N’ayant pas toujours joué du jazz, c’est plus tard qu’il se tourne vers ce dernier, et ce, pour notre plus grand plaisir.
Pour son second album, Ismail nous délivre un manifeste de force et de puissance, dans un gant de velours, une poésie musicale et une force cosmique, je vous invite à lire la chronique du merveilleux premier album, écrite par Martine, sur ce même site.
Pour sortir du format trio de son précédent disque, Ismail enrichi la formation d’une section cuivre et bois (le saxophone fait partie de la famille des bois…et oui), ce qui apporte énormément de couleur et de chaleur au répertoire, composé exclusivement par le pianiste.

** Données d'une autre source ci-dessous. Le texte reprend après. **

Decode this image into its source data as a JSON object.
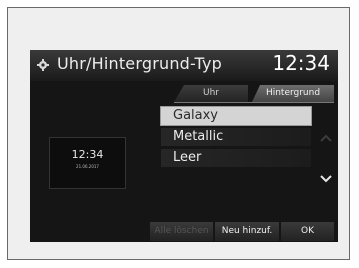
{
  "header": {
    "title": "Uhr/Hintergrund-Typ",
    "clock": "12:34",
    "icon": "gear-icon"
  },
  "tabs": [
    {
      "label": "Uhr",
      "active": false
    },
    {
      "label": "Hintergrund",
      "active": true
    }
  ],
  "list": {
    "items": [
      {
        "label": "Galaxy",
        "selected": true
      },
      {
        "label": "Metallic",
        "selected": false
      },
      {
        "label": "Leer",
        "selected": false
      }
    ]
  },
  "preview": {
    "time": "12:34",
    "date": "21.06.2017"
  },
  "buttons": {
    "disabled_label": "Alle löschen",
    "add_label": "Neu hinzuf.",
    "ok_label": "OK"
  }
}
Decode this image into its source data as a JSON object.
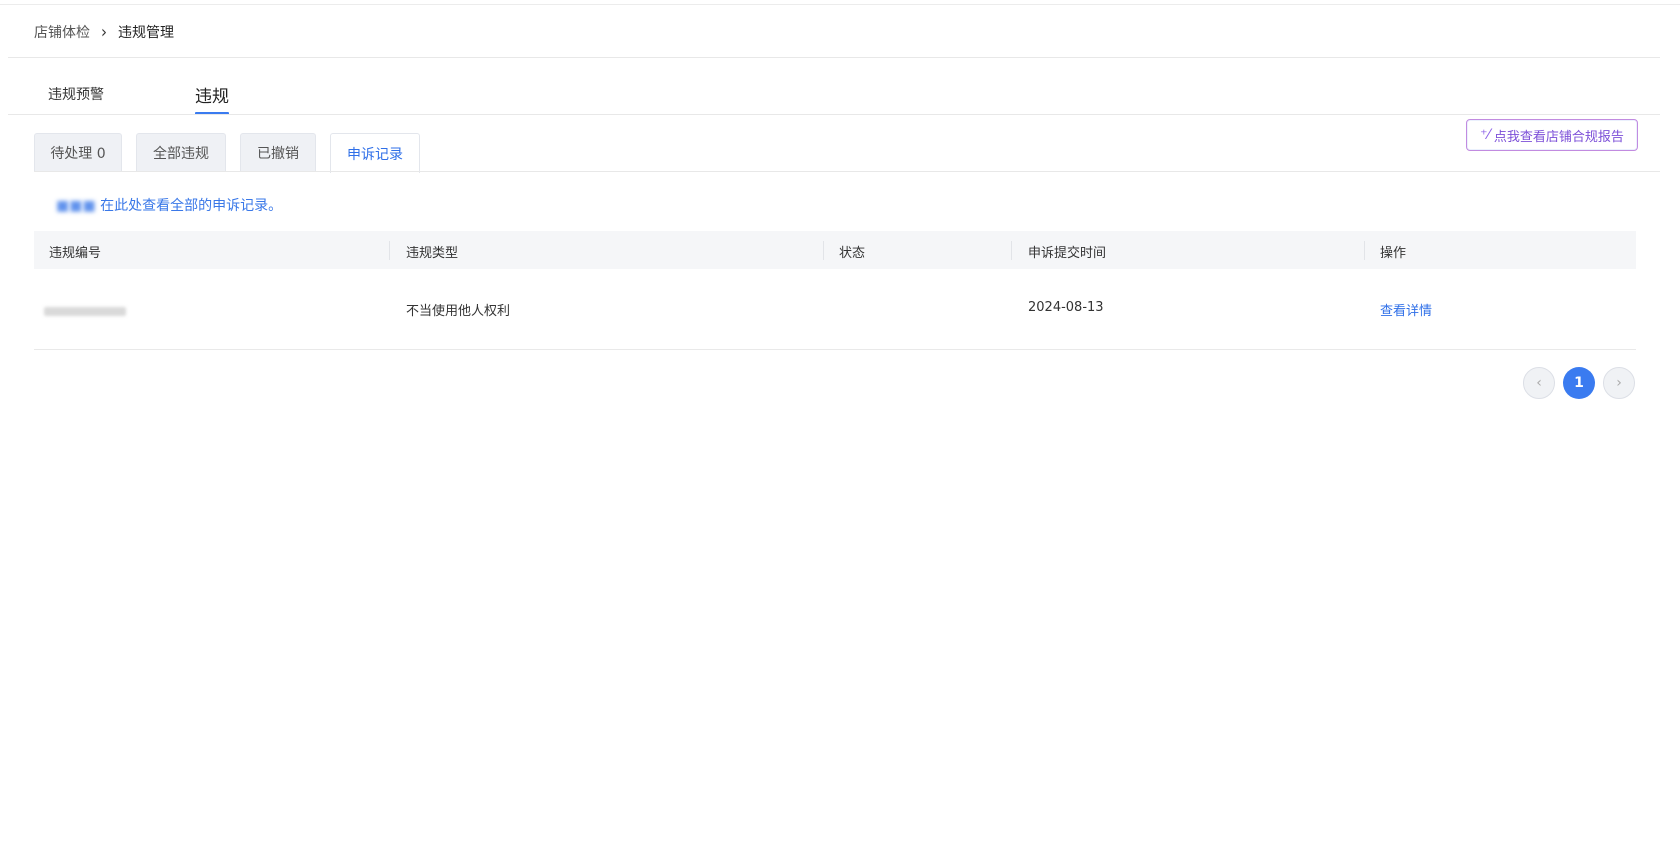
{
  "breadcrumb": {
    "parent": "店铺体检",
    "separator": "›",
    "current": "违规管理"
  },
  "main_tabs": [
    {
      "label": "违规预警"
    },
    {
      "label": "违规"
    }
  ],
  "sub_tabs": [
    {
      "label": "待处理 0"
    },
    {
      "label": "全部违规"
    },
    {
      "label": "已撤销"
    },
    {
      "label": "申诉记录"
    }
  ],
  "active_sub_tab": "申诉记录",
  "report_button": {
    "label": "点我查看店铺合规报告",
    "icon": "sparkle-wand-icon"
  },
  "notice": {
    "text": "在此处查看全部的申诉记录。"
  },
  "table": {
    "columns": [
      "违规编号",
      "违规类型",
      "状态",
      "申诉提交时间",
      "操作"
    ],
    "rows": [
      {
        "id": "",
        "type": "不当使用他人权利",
        "status": "",
        "submit_time": "2024-08-13",
        "action": "查看详情"
      }
    ]
  },
  "pagination": {
    "current_page": "1",
    "prev_icon": "chevron-left-icon",
    "next_icon": "chevron-right-icon"
  },
  "colors": {
    "accent": "#3a7bf0",
    "link": "#2f6fe8",
    "report_border": "#c28be0"
  }
}
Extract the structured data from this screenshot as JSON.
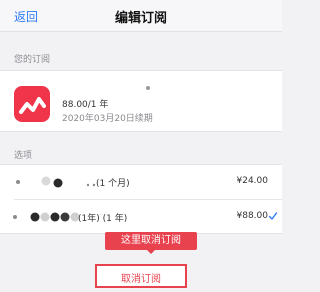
{
  "nav": {
    "back_label": "返回",
    "title": "编辑订阅"
  },
  "subscription": {
    "section_label": "您的订阅",
    "price": "88.00/1 年",
    "renewal": "2020年03月20日续期"
  },
  "options": {
    "section_label": "选项",
    "items": [
      {
        "name": "(1 个月)",
        "price": "¥24.00",
        "selected": false
      },
      {
        "name": "(1年)  (1 年)",
        "price": "¥88.00",
        "selected": true
      }
    ]
  },
  "callout": {
    "text": "这里取消订阅"
  },
  "cancel": {
    "label": "取消订阅"
  },
  "colors": {
    "accent": "#2d7bf6",
    "highlight": "#e8424f",
    "app_icon": "#f0344a"
  }
}
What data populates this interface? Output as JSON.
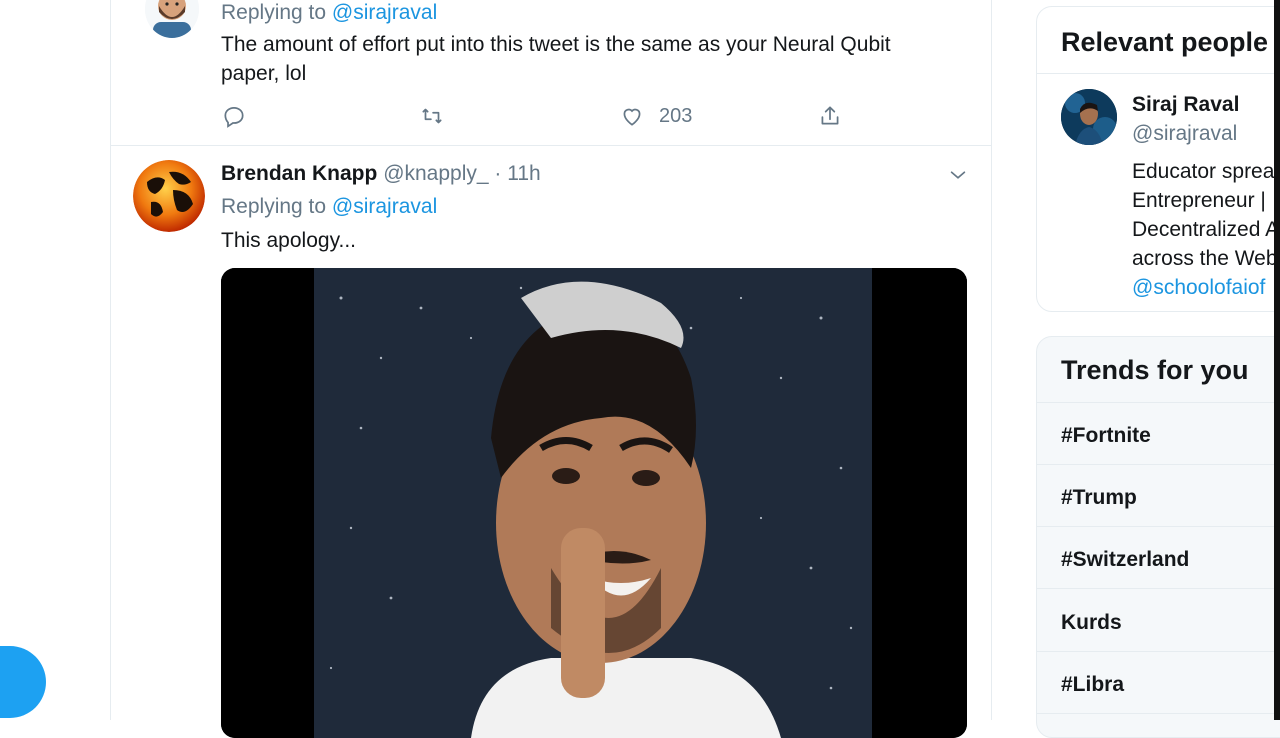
{
  "tweet_top": {
    "replying_prefix": "Replying to",
    "replying_handle": "@sirajraval",
    "text_line1": "The amount of effort put into this tweet is the same as your Neural Qubit",
    "text_line2": "paper, lol",
    "like_count": "203",
    "icons": [
      "reply-icon",
      "retweet-icon",
      "like-icon",
      "share-icon"
    ]
  },
  "tweet_2": {
    "author_name": "Brendan Knapp",
    "author_handle": "@knapply_",
    "time": "· 11h",
    "replying_prefix": "Replying to",
    "replying_handle": "@sirajraval",
    "text": "This apology..."
  },
  "sidebar": {
    "relevant_title": "Relevant people",
    "person": {
      "name": "Siraj Raval",
      "handle": "@sirajraval",
      "bio_lines": [
        "Educator sprea",
        "Entrepreneur |",
        "Decentralized A",
        "across the Web"
      ],
      "bio_link": "@schoolofaiof"
    },
    "trends_title": "Trends for you",
    "trends": [
      "#Fortnite",
      "#Trump",
      "#Switzerland",
      "Kurds",
      "#Libra"
    ]
  },
  "colors": {
    "accent": "#1da1f2",
    "link": "#1b95e0",
    "muted": "#657786"
  }
}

Le travail de composition est remarquable, les mélodies sont d’une limpidité envoûtante, tout semble si accessible à ce niveau de somptuosité.
Les arrangements sont du saxophoniste Maxime Berton, il parvient à mettre cette touche lumineuse, si magique, pour que chaque thème soit magnifié.
Le premier opus est un hymne au voyage, dès les premières notes, l’auditeur est transporté, le message est clair, nous faire découvrir d’autres contrées.
Le disque démarre avec le morceau, Sunny Delight, à déguster frais, clin d’œil au célèbre produit.
Le jeu de batterie incisif, de Cédrick Bec est clairvoyant, d’une finesse spectaculaire, il vient envelopper la mélodie d’un parfum suave, et il permet au saxophoniste de laisser libre court à quelques douceurs poétiques.
Les thèmes se succèdent et attirent tous l’attention, le jeu est très bien construit, et c’est dans un esprit de métissage, que le voyage se prolonge.
Les arrangements pour saxophone et trombone sont magnifiques, Maxime Berton n’a plu qu’à dérouler sa mélopée et le tour est joué, dans un esprit de World music, le disque se savoure à chaque instant.
Le deuxième morceau nous captive, il force l’attention, d’une puissance redoutable il laisse l’ouverture au saxophone est à la contrebasse de Maurizio Congiu, l’ambiance y est plus sombre, presque dramatique, mais la force d’écriture du pianiste vient contrebalancer cette noirceur, des ténèbres ne sortira que la lumière, ce deuxième thème est le titre de l’album, et il nous fait comprendre que tout est possible, maîtrise totale de la composition.
Vous l’aurez compris ce disque est un enchantement, écriture, arrangements, luminosité, clairvoyance, bref à déguster sans modération.